Volontiers polémiste, Fuentes a aussi publié bon nombre d’essais, dont le très incisif Contre Bush, recueil de chroniques publié l’an dernier en pleine campagne présidentielle américaine. "Un livre qui est né moins d’une colère pure que du chagrin lié à la perte de quelque chose que l’on aime", affirme celui qui a passé une bonne partie de son enfance à Washington. "J’y ai vécu durant la présidence de Franklin Roosevelt. C’était une période privilégiée de l’histoire des États-Unis, le temps du New Deal, qui a permis au pays de sortir de la Crise de 29. On employait alors le capital social de façon très créative, tandis qu’on assistait, en Italie, en Espagne et en Allemagne, à l’apparition d’un totalitarisme très inquiétant, et que la démocratie telle qu’articulée alors par la France et l’Angleterre était selon moi souvent dérisoire. Cette mentalité américaine pleine d’imagination, de confiance envers la population, ce sont là les États-Unis que je comprends, que j’aime." Or, depuis quelques années, l’écrivain observe avec une méfiance grandissante le locataire de la Maison-Blanche, ce "bonhomme encerclé par un groupe de paléotrotskistes convertis au néoconservatisme". "Quand je vois que ce grand legs dont je parle est trahi, eh bien je hausse le ton. C’est une partie de ma vie qui s’en va… Je suis le premier à condamner l’antiaméricanisme; c’est par amour de ce pays que je condamne son administration actuelle."
CHEVAL DE BATAILLE
Professeur de littérature à Harvard dans les années 80, conférencier recherché, Fuentes croit par ailleurs plus que jamais dans la fiction comme espace où redessiner le monde. "La fiction n’a pas des effets immédiats, mais des effets médiats profonds. Ça a à voir avec deux fonctions fondamentales de la personnalité comme de la société, c’est-à-dire le langage et l’imagination. Une société dépourvue de langage et d’imagination tombe très vite dans le totalitarisme, dans l’intolérance, dans les pires vices. La littérature a cet intérêt de proposer un horizon de possibilités humaines, qui sont parfois cachées dans la réalité, mais que le langage et l’imagination révèlent."

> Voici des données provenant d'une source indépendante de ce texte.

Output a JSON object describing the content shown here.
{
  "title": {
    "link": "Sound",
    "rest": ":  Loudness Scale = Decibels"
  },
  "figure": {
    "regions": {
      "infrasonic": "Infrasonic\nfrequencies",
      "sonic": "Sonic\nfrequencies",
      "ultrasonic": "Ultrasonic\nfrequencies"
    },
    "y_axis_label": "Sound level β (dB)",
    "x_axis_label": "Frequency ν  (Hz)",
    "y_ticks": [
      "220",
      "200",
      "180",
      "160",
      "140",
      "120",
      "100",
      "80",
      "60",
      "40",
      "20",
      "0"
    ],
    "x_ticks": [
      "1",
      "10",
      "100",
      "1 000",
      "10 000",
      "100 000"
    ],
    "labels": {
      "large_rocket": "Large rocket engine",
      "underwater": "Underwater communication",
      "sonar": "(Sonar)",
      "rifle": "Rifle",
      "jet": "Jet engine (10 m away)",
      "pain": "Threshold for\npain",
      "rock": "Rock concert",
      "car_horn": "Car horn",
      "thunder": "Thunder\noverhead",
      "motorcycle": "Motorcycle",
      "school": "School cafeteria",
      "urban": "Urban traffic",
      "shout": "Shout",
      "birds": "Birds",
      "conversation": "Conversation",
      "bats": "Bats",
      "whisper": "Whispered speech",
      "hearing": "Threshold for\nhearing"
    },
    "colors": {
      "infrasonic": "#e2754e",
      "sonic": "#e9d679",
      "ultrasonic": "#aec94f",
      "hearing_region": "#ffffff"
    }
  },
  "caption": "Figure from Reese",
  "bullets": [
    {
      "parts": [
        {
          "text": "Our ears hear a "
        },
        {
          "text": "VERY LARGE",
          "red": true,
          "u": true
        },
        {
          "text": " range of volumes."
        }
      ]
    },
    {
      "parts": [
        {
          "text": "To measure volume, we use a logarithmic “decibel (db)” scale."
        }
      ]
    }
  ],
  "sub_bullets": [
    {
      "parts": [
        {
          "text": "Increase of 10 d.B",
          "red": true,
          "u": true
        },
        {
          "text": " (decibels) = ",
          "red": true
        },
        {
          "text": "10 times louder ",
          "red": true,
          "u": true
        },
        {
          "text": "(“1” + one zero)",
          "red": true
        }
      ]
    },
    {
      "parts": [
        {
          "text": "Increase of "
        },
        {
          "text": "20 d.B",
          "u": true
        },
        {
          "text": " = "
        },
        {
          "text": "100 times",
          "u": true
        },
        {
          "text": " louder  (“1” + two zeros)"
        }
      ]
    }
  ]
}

Du haut de sa trentaine de romans, sait-il désormais dès le départ quand un embryon d’histoire le conduira à scruter les grandes problématiques du monde? "On ne sait jamais, non. Si j’écris une histoire se déroulant au 19e siècle en Amérique latine, il est certain que le contexte va transparaître. Mais en fiction, mon intention première n’est jamais celle-là. Je peux écrire une nouvelle sur une vieille dame qui va à l’église, et à travers elle révéler tout un milieu social. En littérature, on ne peut pas mettre le carrosse devant les chevaux. Je me plais à penser que ce sont les chevaux de la littérature qui amènent le carrosse des significations sociales et politiques."
Parlant de chevaux, celui qui a reçu en 1987 le prix Cervantès, le plus important du monde hispanophone, prononcera durant Metropolis bleu (le 31 en après-midi) une conférence sur Don Quichotte, dont on souligne cette année le 400e anniversaire. Une œuvre qu’il relit chaque année, la situant parmi les plus universelles jamais écrites. Puis il repartira comme son héros sur les chemins du monde, continuant de défendre les frontières qui protègent et d’estomper celles qui divisent.